The agencies released their most recent CRA compliance-time estimate in May after criticism forced them to revamp an estimate issued last year. The regulators said the industry spends 1.25 million hours a year collecting CRA data, ranging from 10 hours a year at a small bank to 635 hours at a large one. The Office of Management and Budget approved those figures last week, according to the OCC spokesman.

But the report prepared for Sen. Gramm claims that small-town bankers devote 50 to 200 hours a year to stay in line with CRA. Regulators have more than doubled previous compliance-time estimates for large institutions, but they have held firm on low estimates for banks with less than $250 million of assets.

"This is particularly unfortunate, since many small banks report that the 1995 efforts to reduce CRA regulatory burdens have actually increased burdens and made regulation more arbitrary," the report says.

The Senate Banking report is the latest salvo in Sen. Gramm's yearlong campaign against defenders of the CRA, and is expected to buttress his case for reforming the controversial 1977 law. Committee hearings on CRA are tentatively slated to begin in September but no dates have been scheduled.

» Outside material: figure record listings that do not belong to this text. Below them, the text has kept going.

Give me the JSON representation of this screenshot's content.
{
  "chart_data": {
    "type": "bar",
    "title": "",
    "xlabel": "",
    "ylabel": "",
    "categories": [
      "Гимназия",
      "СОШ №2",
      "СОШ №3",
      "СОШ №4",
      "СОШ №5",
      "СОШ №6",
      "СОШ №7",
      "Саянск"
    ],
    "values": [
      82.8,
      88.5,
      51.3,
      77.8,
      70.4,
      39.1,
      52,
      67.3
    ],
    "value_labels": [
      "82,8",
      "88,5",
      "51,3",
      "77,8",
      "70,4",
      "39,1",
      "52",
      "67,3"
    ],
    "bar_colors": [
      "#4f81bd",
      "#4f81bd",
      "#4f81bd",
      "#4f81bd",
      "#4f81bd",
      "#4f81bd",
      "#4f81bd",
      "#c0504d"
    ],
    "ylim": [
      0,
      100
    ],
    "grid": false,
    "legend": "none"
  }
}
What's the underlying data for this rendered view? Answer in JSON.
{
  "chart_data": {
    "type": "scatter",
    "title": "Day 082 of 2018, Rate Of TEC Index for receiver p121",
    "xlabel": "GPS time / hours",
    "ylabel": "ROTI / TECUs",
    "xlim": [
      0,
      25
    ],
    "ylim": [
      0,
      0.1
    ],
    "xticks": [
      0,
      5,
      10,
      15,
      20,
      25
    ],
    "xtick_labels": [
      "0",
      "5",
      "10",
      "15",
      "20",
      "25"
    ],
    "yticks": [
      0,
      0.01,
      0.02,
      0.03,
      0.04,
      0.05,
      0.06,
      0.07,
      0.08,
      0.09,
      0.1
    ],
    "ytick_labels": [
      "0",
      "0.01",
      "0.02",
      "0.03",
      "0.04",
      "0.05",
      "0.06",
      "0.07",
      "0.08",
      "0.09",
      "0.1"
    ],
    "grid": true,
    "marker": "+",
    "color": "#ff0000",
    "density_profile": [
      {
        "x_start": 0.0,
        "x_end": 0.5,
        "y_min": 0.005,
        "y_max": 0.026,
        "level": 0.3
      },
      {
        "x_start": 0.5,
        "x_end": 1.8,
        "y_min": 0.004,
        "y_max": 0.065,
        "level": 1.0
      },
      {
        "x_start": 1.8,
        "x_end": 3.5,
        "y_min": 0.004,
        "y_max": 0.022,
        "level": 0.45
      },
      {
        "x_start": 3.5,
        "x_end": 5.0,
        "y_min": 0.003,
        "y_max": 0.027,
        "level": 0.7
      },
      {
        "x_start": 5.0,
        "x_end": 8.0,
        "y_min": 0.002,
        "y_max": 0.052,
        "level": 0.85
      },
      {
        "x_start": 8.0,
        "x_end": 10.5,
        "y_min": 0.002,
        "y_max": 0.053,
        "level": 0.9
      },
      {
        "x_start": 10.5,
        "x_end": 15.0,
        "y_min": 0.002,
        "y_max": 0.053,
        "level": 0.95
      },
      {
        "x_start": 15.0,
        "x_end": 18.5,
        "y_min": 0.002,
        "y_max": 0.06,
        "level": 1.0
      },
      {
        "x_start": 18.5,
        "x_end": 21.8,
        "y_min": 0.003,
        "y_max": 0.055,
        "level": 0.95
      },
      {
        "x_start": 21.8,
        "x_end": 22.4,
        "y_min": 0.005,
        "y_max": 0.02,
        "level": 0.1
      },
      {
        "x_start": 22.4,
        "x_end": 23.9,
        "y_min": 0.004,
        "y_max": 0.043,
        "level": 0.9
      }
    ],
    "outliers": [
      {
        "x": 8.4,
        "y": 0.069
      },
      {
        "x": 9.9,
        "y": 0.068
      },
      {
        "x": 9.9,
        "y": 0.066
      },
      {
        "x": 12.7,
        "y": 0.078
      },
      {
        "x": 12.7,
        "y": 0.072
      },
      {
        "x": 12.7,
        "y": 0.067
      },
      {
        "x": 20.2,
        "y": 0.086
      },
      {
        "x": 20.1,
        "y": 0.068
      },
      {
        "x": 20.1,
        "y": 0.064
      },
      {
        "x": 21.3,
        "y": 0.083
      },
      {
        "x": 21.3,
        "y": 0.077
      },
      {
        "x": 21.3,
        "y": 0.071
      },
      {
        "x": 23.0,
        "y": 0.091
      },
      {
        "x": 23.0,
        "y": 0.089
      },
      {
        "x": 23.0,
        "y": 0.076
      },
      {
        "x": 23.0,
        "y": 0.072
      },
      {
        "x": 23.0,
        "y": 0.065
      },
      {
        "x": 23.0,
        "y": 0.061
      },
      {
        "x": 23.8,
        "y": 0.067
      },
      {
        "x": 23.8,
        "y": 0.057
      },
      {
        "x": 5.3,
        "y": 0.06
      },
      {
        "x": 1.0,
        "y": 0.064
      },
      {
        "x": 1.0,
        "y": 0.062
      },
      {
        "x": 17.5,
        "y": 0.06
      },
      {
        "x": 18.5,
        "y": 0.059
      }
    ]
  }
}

In the financial reform bill the Texas Republican succeeded in convincing the Senate to exempt from CRA rural banks with less than $100 million of assets and make it harder to protest applications filed by institutions that have had "satisfactory" or better ratings for three years. The legislation would also require disclosure of payments banks make to community groups as part of their community-reinvestment commitments. Sen. Gramm opposes a provision in the House financial reform bill that would require banks merging with securities or insurance companies to have -- and keep -- a "satisfactory" or better CRA rating.

President Clinton has threatened to veto the financial reform bill if CRA is diluted, but Sen. Gramm has not yet relented.

John Taylor, president of the National Community Reinvestment Coalition, said Sen. Gramm is exaggerating the regulatory burden on banks. "There has been more lending (under CRA) to low-income people and minorities in the last six years than ever," Mr. Taylor said, and "it coincides with the six most profitable years in American banking. ...The banks aren't crying. They are doing just fine, thank you."